An extremely popular free smartphone app, Sweatcoin, which pays people to be physically active, announced on Wednesday, January 17, that it has secured its first round of institutional funding after topping download charts in Britain and the United States.

The company said it had completed a $5.7-million initial ‘seed stage’ round of financing from Silicon Valley and European investors including Goodwater Capital, Greylock Partners’ Discovery Fund and Seedcamp. It first funded itself by collecting $600,000 from individual angel investors.

The fitness app is liked by many as it pays digital ‘sweatcoins’ for the number of steps the users takes daily as measured on their smartphones. They can be exchanged for fitness-related products and services and, say its developers, could one day be traded like money or even cryptocurrencies such as bitcoin. But most users just prize the virtual coins for the psychological boost they get from tracking their daily exercise.

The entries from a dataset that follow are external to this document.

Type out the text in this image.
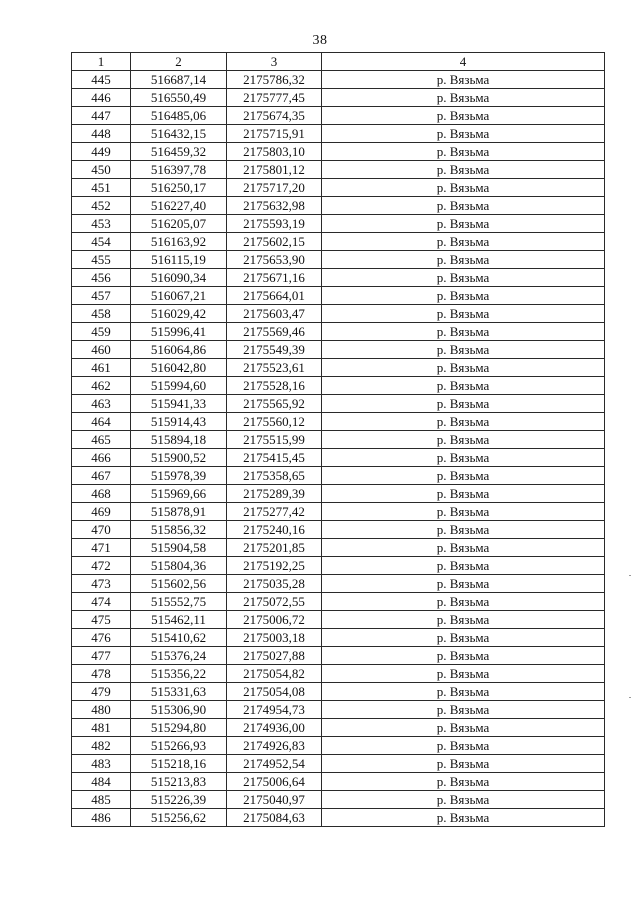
38
1	2	3	4
445	516687,14	2175786,32	р. Вязьма
446	516550,49	2175777,45	р. Вязьма
447	516485,06	2175674,35	р. Вязьма
448	516432,15	2175715,91	р. Вязьма
449	516459,32	2175803,10	р. Вязьма
450	516397,78	2175801,12	р. Вязьма
451	516250,17	2175717,20	р. Вязьма
452	516227,40	2175632,98	р. Вязьма
453	516205,07	2175593,19	р. Вязьма
454	516163,92	2175602,15	р. Вязьма
455	516115,19	2175653,90	р. Вязьма
456	516090,34	2175671,16	р. Вязьма
457	516067,21	2175664,01	р. Вязьма
458	516029,42	2175603,47	р. Вязьма
459	515996,41	2175569,46	р. Вязьма
460	516064,86	2175549,39	р. Вязьма
461	516042,80	2175523,61	р. Вязьма
462	515994,60	2175528,16	р. Вязьма
463	515941,33	2175565,92	р. Вязьма
464	515914,43	2175560,12	р. Вязьма
465	515894,18	2175515,99	р. Вязьма
466	515900,52	2175415,45	р. Вязьма
467	515978,39	2175358,65	р. Вязьма
468	515969,66	2175289,39	р. Вязьма
469	515878,91	2175277,42	р. Вязьма
470	515856,32	2175240,16	р. Вязьма
471	515904,58	2175201,85	р. Вязьма
472	515804,36	2175192,25	р. Вязьма
473	515602,56	2175035,28	р. Вязьма
474	515552,75	2175072,55	р. Вязьма
475	515462,11	2175006,72	р. Вязьма
476	515410,62	2175003,18	р. Вязьма
477	515376,24	2175027,88	р. Вязьма
478	515356,22	2175054,82	р. Вязьма
479	515331,63	2175054,08	р. Вязьма
480	515306,90	2174954,73	р. Вязьма
481	515294,80	2174936,00	р. Вязьма
482	515266,93	2174926,83	р. Вязьма
483	515218,16	2174952,54	р. Вязьма
484	515213,83	2175006,64	р. Вязьма
485	515226,39	2175040,97	р. Вязьма
486	515256,62	2175084,63	р. Вязьма
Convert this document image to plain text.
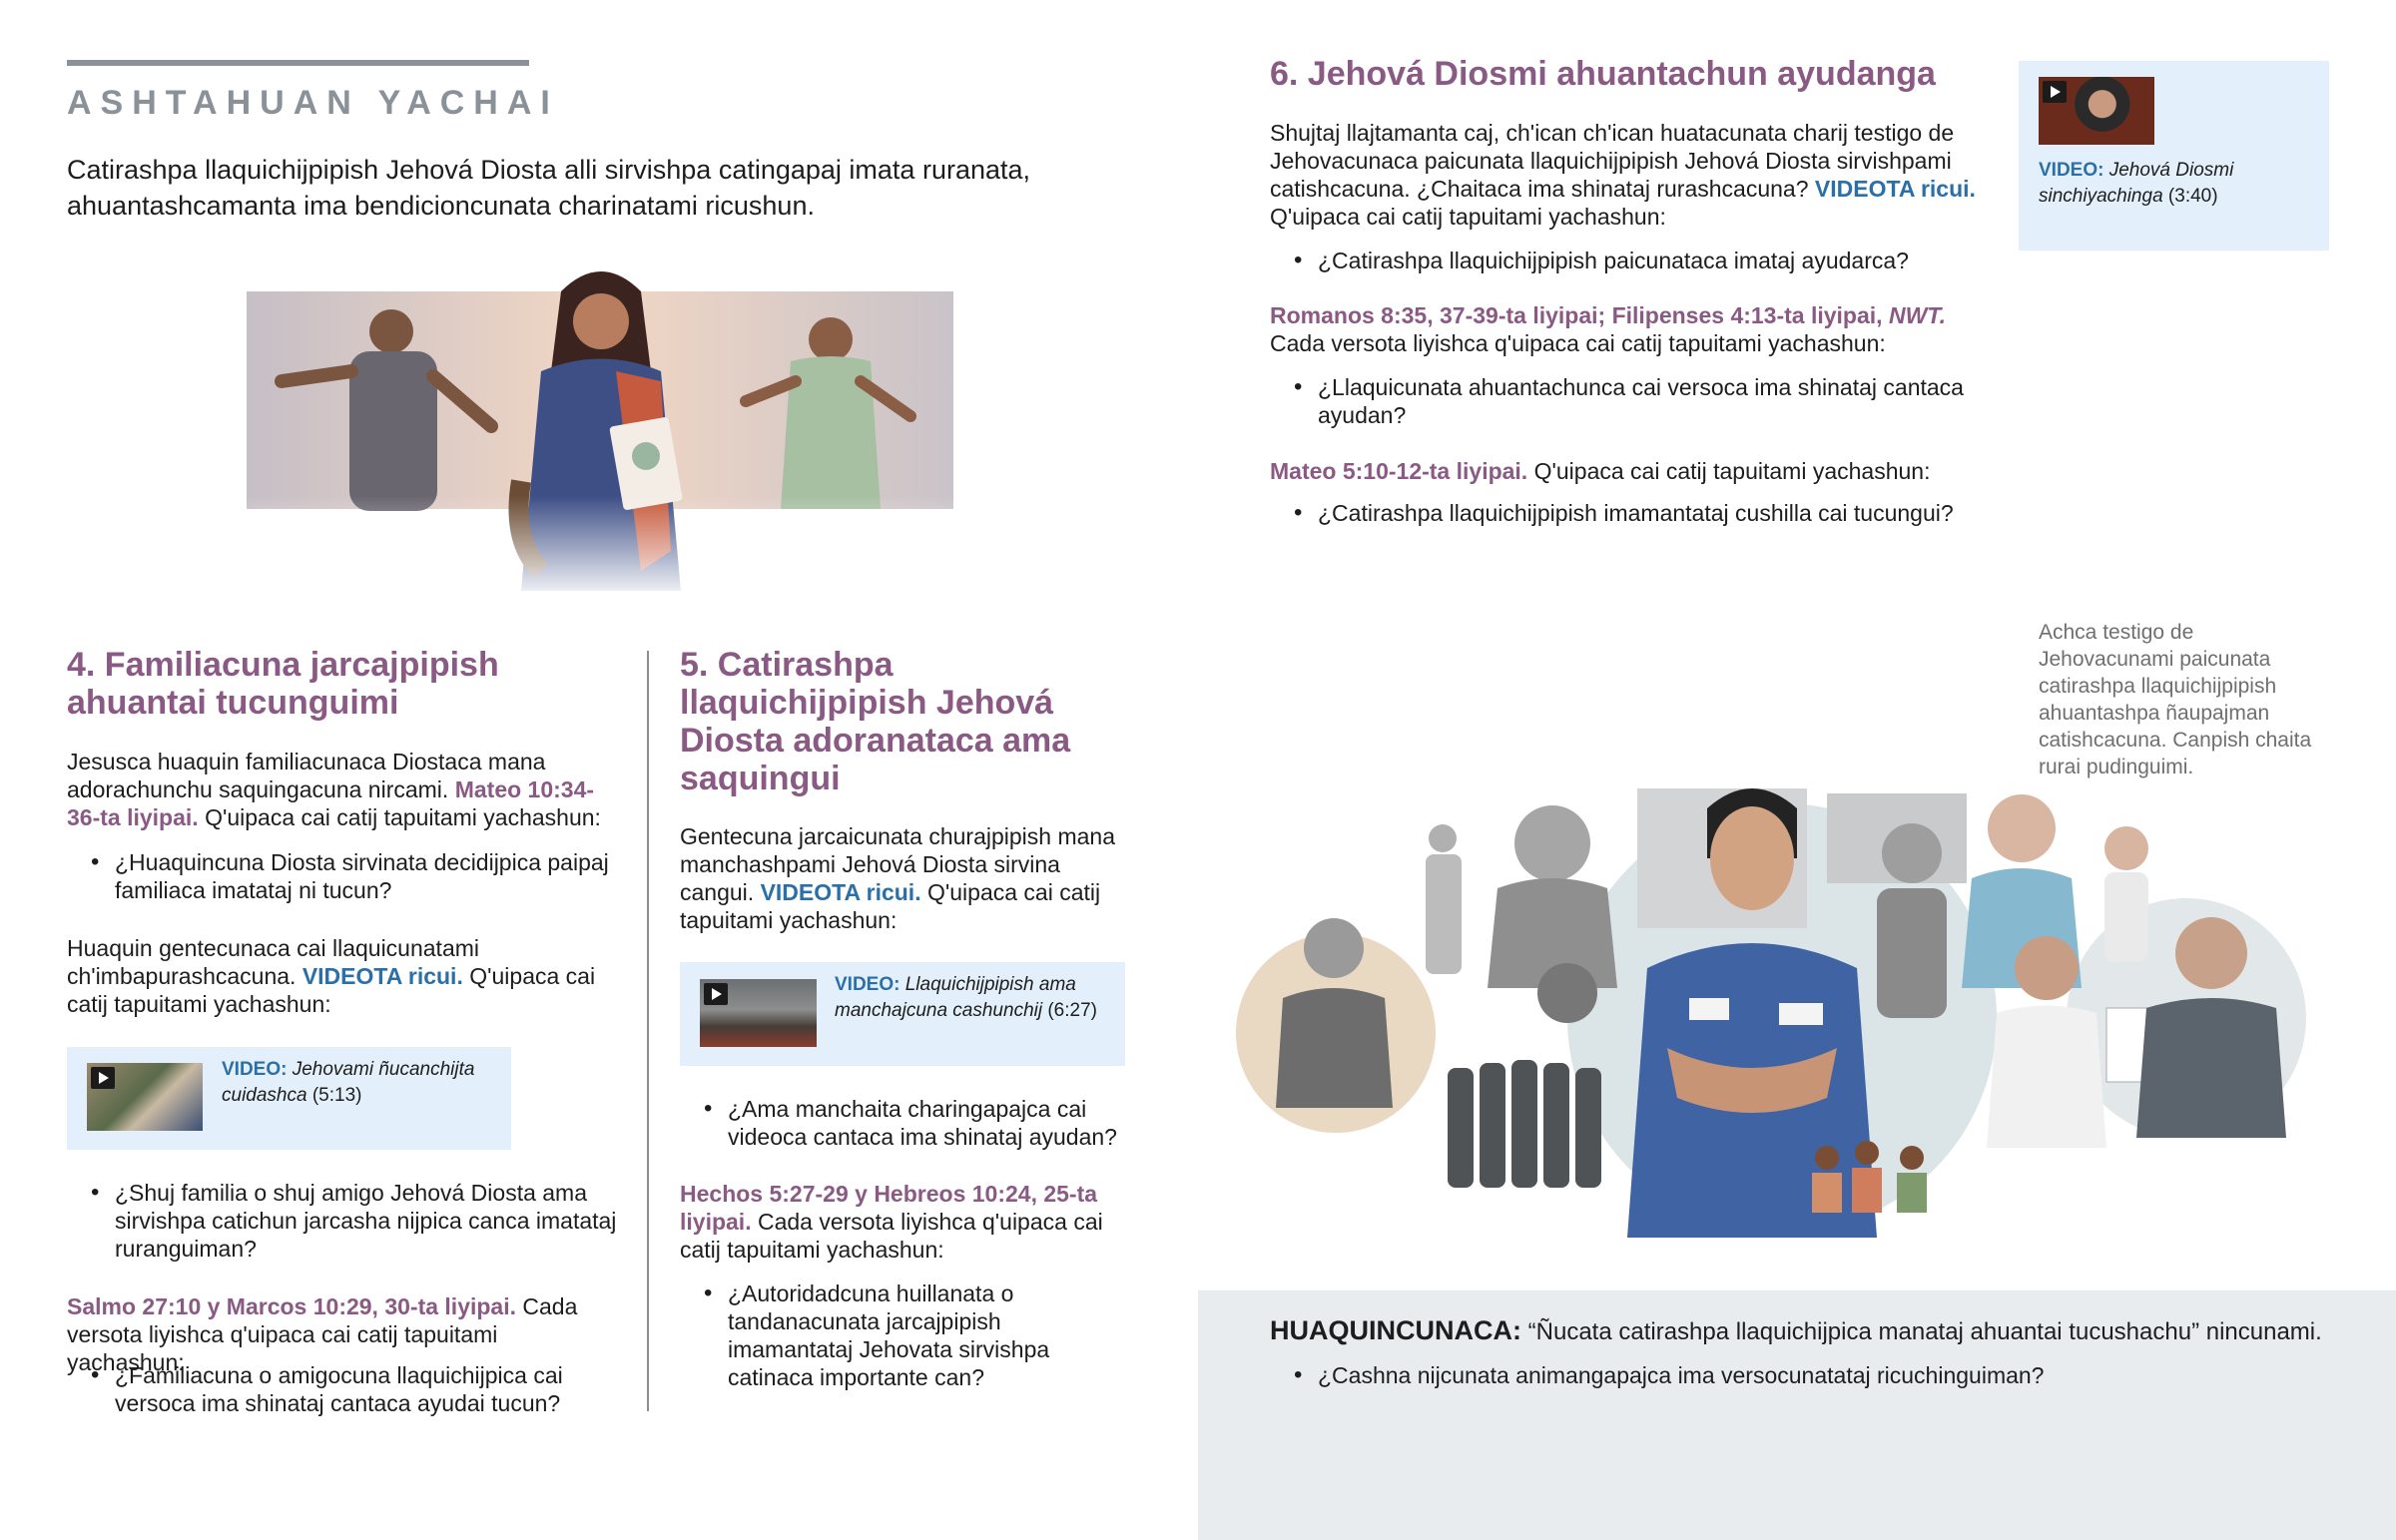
ASHTAHUAN YACHAI

Catirashpa llaquichijpipish Jehová Diosta alli sirvishpa catingapaj imata ruranata, ahuantashcamanta ima bendicioncunata charinatami ricushun.

4. Familiacuna jarcajpipish ahuantai tucunguimi

Jesusca huaquin familiacunaca Diostaca mana adorachunchu saquingacuna nircami. Mateo 10:34-36-ta liyipai. Q'uipaca cai catij tapuitami yachashun:

• ¿Huaquincuna Diosta sirvinata decidijpica paipaj familiaca imatataj ni tucun?

Huaquin gentecunaca cai llaquicunatami ch'imbapurashcacuna. VIDEOTA ricui. Q'uipaca cai catij tapuitami yachashun:

VIDEO: Jehovami ñucanchijta cuidashca (5:13)
• ¿Shuj familia o shuj amigo Jehová Diosta ama sirvishpa catichun jarcasha nijpica canca imatataj ruranguiman?

Salmo 27:10 y Marcos 10:29, 30-ta liyipai. Cada versota liyishca q'uipaca cai catij tapuitami yachashun:

• ¿Familiacuna o amigocuna llaquichijpica cai versoca ima shinataj cantaca ayudai tucun?
5. Catirashpa llaquichijpipish Jehová Diosta adoranataca ama saquingui

Gentecuna jarcaicunata churajpipish mana manchashpami Jehová Diosta sirvina cangui. VIDEOTA ricui. Q'uipaca cai catij tapuitami yachashun:

VIDEO: Llaquichijpipish ama manchajcuna cashunchij (6:27)
• ¿Ama manchaita charingapajca cai videoca cantaca ima shinataj ayudan?

Hechos 5:27-29 y Hebreos 10:24, 25-ta liyipai. Cada versota liyishca q'uipaca cai catij tapuitami yachashun:

• ¿Autoridadcuna huillanata o tandanacunata jarcajpipish imamantataj Jehovata sirvishpa catinaca importante can?
6. Jehová Diosmi ahuantachun ayudanga

Shujtaj llajtamanta caj, ch'ican ch'ican huatacunata charij testigo de Jehovacunaca paicunata llaquichijpipish Jehová Diosta sirvishpami catishcacuna. ¿Chaitaca ima shinataj rurashcacuna? VIDEOTA ricui. Q'uipaca cai catij tapuitami yachashun:

• ¿Catirashpa llaquichijpipish paicunataca imataj ayudarca?

Romanos 8:35, 37-39-ta liyipai; Filipenses 4:13-ta liyipai, NWT.
Cada versota liyishca q'uipaca cai catij tapuitami yachashun:

• ¿Llaquicunata ahuantachunca cai versoca ima shinataj cantaca ayudan?

Mateo 5:10-12-ta liyipai. Q'uipaca cai catij tapuitami yachashun:

• ¿Catirashpa llaquichijpipish imamantataj cushilla cai tucungui?
VIDEO: Jehová Diosmi sinchiyachinga (3:40)

Achca testigo de Jehovacunami paicunata catirashpa llaquichijpipish ahuantashpa ñaupajman catishcacuna. Canpish chaita rurai pudinguimi.

HUAQUINCUNACA: “Ñucata catirashpa llaquichijpica manataj ahuantai tucushachu” nincunami.

• ¿Cashna nijcunata animangapajca ima versocunatataj ricuchinguiman?
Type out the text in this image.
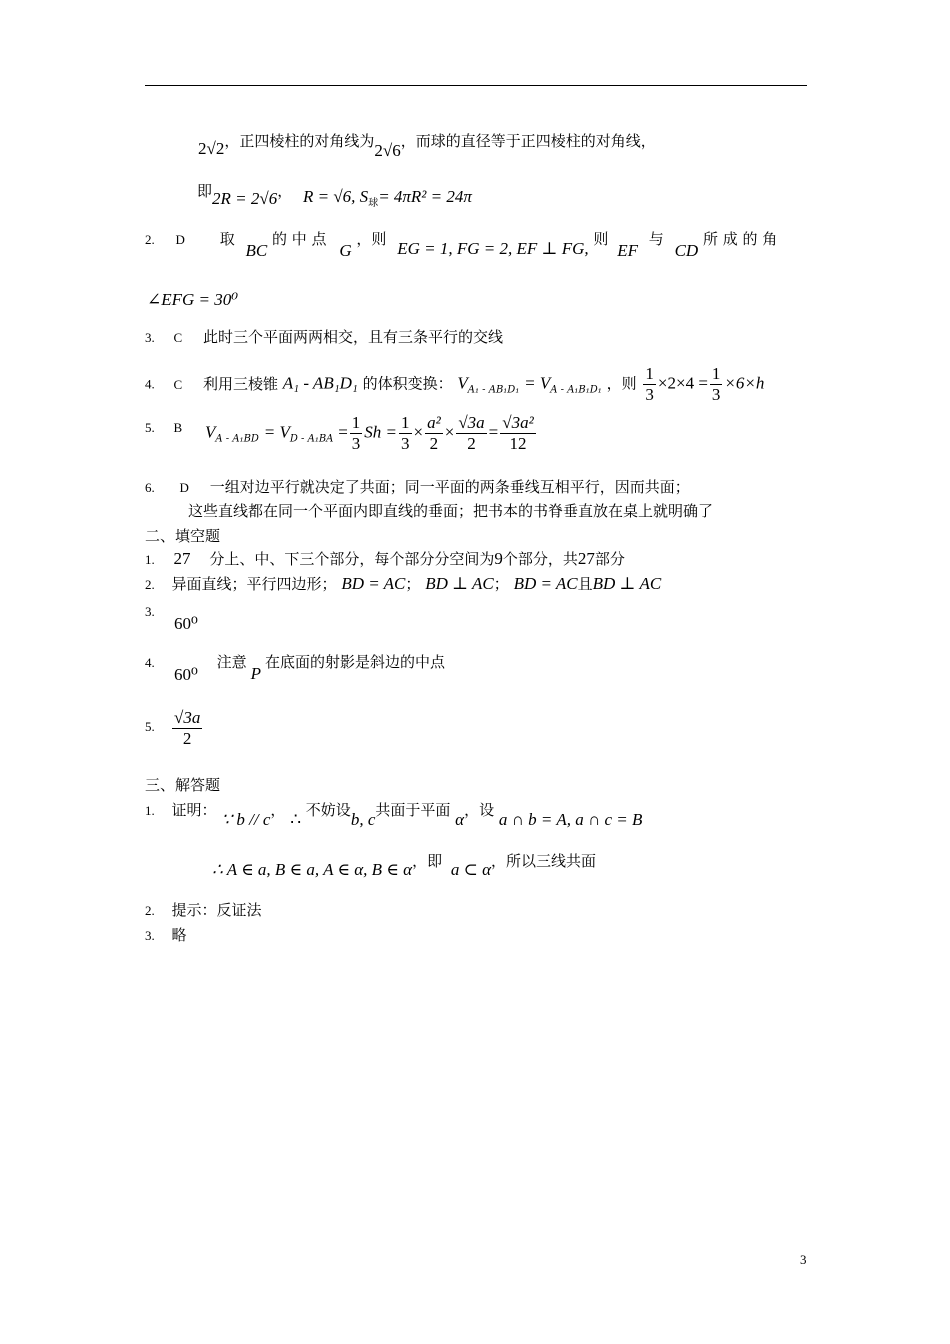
2√2，正四棱柱的对角线为2√6，而球的直径等于正四棱柱的对角线，
即2R = 2√6， R = √6, $S_球= 4\pi R^2 = 24\pi$
2. D 取 BC 的 中 点 G ，则 EG = 1, FG = 2, EF ⊥ FG, 则 EF 与 CD 所 成 的 角
∠EFG = 30⁰
3. C 此时三个平面两两相交，且有三条平行的交线
4. C 利用三棱锥 A₁ - AB₁D₁ 的体积变换： $V_{A_1 - AB_1D_1} = V_{A - A_1B_1D_1}$ ，则 $\frac{1}{3} \times 2\times 4 = \frac{1}{3} \times 6\times h$
5. B $V_{A - A_1BD} = V_{D - A_1BA} = \frac{1}{3}$ $Sh = \frac{1}{3} \times \frac{\text{a²}}{2} \times \frac{√3a}{2} = \frac{\text{√3a²}}{12}$
6. D 一组对边平行就决定了共面；同一平面的两条垂线互相平行，因而共面；
这些直线都在同一个平面内即直线的垂面；把书本的书脊垂直放在桌上就明确了
二、填空题
1. 27 分上、中、下三个部分，每个部分分空间为9个部分，共27部分
2. 异面直线；平行四边形； BD = AC； BD ⊥ AC； BD = AC且BD ⊥ AC
3.
60⁰
4.
60⁰ 注意P在底面的射影是斜边的中点
5. $\frac{√3a}{2}$
三、解答题
1. 证明： ∵ b // c， ∴ 不妨设b, c共面于平面 α，设 a ∩ b = A, a ∩ c = B
∴ A ∈ a, B ∈ a, A ∈ α, B ∈ α，即 a ⊂ α，所以三线共面
2. 提示：反证法
3. 略
3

Oleg Fomenko, the company’s co-founder and a London-based Russian entrepreneur said, “It is the emotional element that makes people engage with Sweatcoin on a daily basis and open us three times a day.”

While inspired by bitcoin, the system is not yet on blockchain, a record-keeping system that is designed to make transactions irreversible, Fomenko said. It is also not formally convertible into established currencies, as widely traded, often volatile cryptocurrencies can be, he said.

London-based Sweatcoin has ranked as the top health and fitness app in both countries since September 2017 and is among the most downloaded apps of all types on both the Apple iOS and Google Play stores. And with this development talking place, it will only push the app forward.